If any doubt existed in our minds as to the proper interpretation to be given the above provision in the deed of trust, the language of the contract of extension would, alone, compel us to sustain the decree. That agreement was entered into long after the accruing of the alleged right to a release. It is not disputed that this contract was accepted by and bound the parties, and whatever their rights may have been previously, we think they became merged in the new contract. On this branch of the ease the learned trial justice, in the opinion accompanying the decree,, said: ■

“There can be no question that the defendants, the members of the syndicate, accepted the new contract, for they have acted under it;- and, being a contract by which they were benefited, they would be presumed to have accepted it. Neither can there be any question that the new contract took the place of the old, either as a novation, or as a merger of the old contract into the *486new; and that, therefore, in ascertaining the rights of either party, the new contract must govern, so far as it differs from the old.
“The new contract expressly gives the right to pay in any instalments, and is silent as to the right of any release. It must therefore be assumed that the right to a release, if it exists at all, must depend on .the terms of the original contract; and its right under that is based on the partial payments to be previously made.”

Even assuming that, prior to the agreement extending the time of payment of the notes, a right to the release of additional land existed, we think the effect of the agreement would have been to abrogate the right. By this agreement the holder of the notes obtained additional security, and the members of the syndicate obtained additional time and a reduction of interest. The notes and the deed of trust were to remain otherwise unqualified except that any sum, instead of a sum not less than $500, could be paid before maturity. The record fails to show that any demand had theretofore been made for the release now claimed, or that any demand based upon any of said partial payments was subsequently made until long’ after default of payment under the agreement for extension.
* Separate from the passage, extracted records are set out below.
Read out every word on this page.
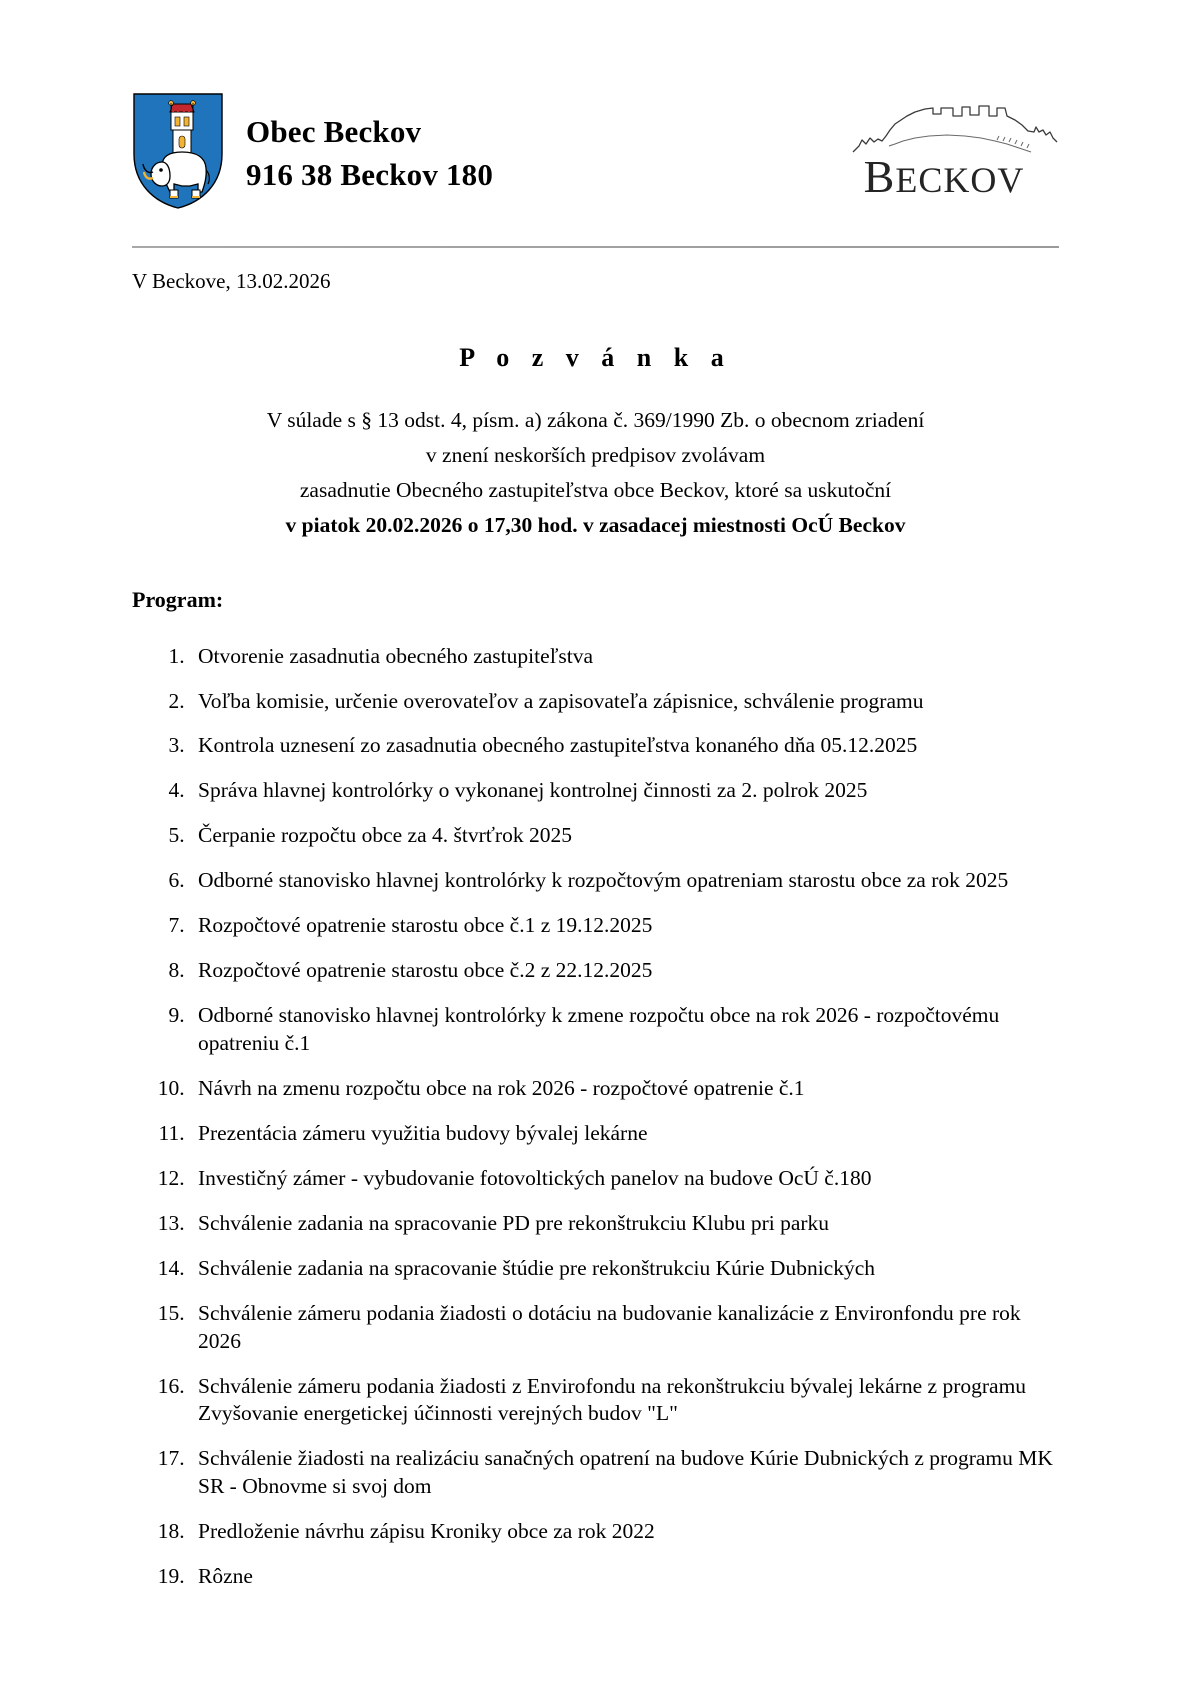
Obec Beckov
916 38 Beckov 180	BECKOV
V Beckove, 13.02.2026
P o z v á n k a
V súlade s § 13 odst. 4, písm. a) zákona č. 369/1990 Zb. o obecnom zriadení
v znení neskorších predpisov zvolávam
zasadnutie Obecného zastupiteľstva obce Beckov, ktoré sa uskutoční
v piatok 20.02.2026 o 17,30 hod. v zasadacej miestnosti OcÚ Beckov
Program:
1. Otvorenie zasadnutia obecného zastupiteľstva
2. Voľba komisie, určenie overovateľov a zapisovateľa zápisnice, schválenie programu
3. Kontrola uznesení zo zasadnutia obecného zastupiteľstva konaného dňa 05.12.2025
4. Správa hlavnej kontrolórky o vykonanej kontrolnej činnosti za 2. polrok 2025
5. Čerpanie rozpočtu obce za 4. štvrťrok 2025
6. Odborné stanovisko hlavnej kontrolórky k rozpočtovým opatreniam starostu obce za rok 2025
7. Rozpočtové opatrenie starostu obce č.1 z 19.12.2025
8. Rozpočtové opatrenie starostu obce č.2 z 22.12.2025
9. Odborné stanovisko hlavnej kontrolórky k zmene rozpočtu obce na rok 2026 - rozpočtovému opatreniu č.1
10. Návrh na zmenu rozpočtu obce na rok 2026 - rozpočtové opatrenie č.1
11. Prezentácia zámeru využitia budovy bývalej lekárne
12. Investičný zámer - vybudovanie fotovoltických panelov na budove OcÚ č.180
13. Schválenie zadania na spracovanie PD pre rekonštrukciu Klubu pri parku
14. Schválenie zadania na spracovanie štúdie pre rekonštrukciu Kúrie Dubnických
15. Schválenie zámeru podania žiadosti o dotáciu na budovanie kanalizácie z Environfondu pre rok 2026
16. Schválenie zámeru podania žiadosti z Envirofondu na rekonštrukciu bývalej lekárne z programu Zvyšovanie energetickej účinnosti verejných budov "L"
17. Schválenie žiadosti na realizáciu sanačných opatrení na budove Kúrie Dubnických z programu MK SR - Obnovme si svoj dom
18. Predloženie návrhu zápisu Kroniky obce za rok 2022
19. Rôzne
There was a default in the payment of the notes of the original agreement, and there is a similar default under the agreement for their extension. It is apparent that the land covered by the trust is at least of no greater value than the amount due upon the notes. The appellants do not offer to pay these notes, and, notwithstanding their default, they seek to diminish the security to such an extent as to result in a loss to the appellees.

We agree with the learned trial justice that “the contention of the defendants that they are entitled to have a release of a portion of said tract is without foundation either in equity or at law.”

. The decree is affirmed, with costs. Affirmed.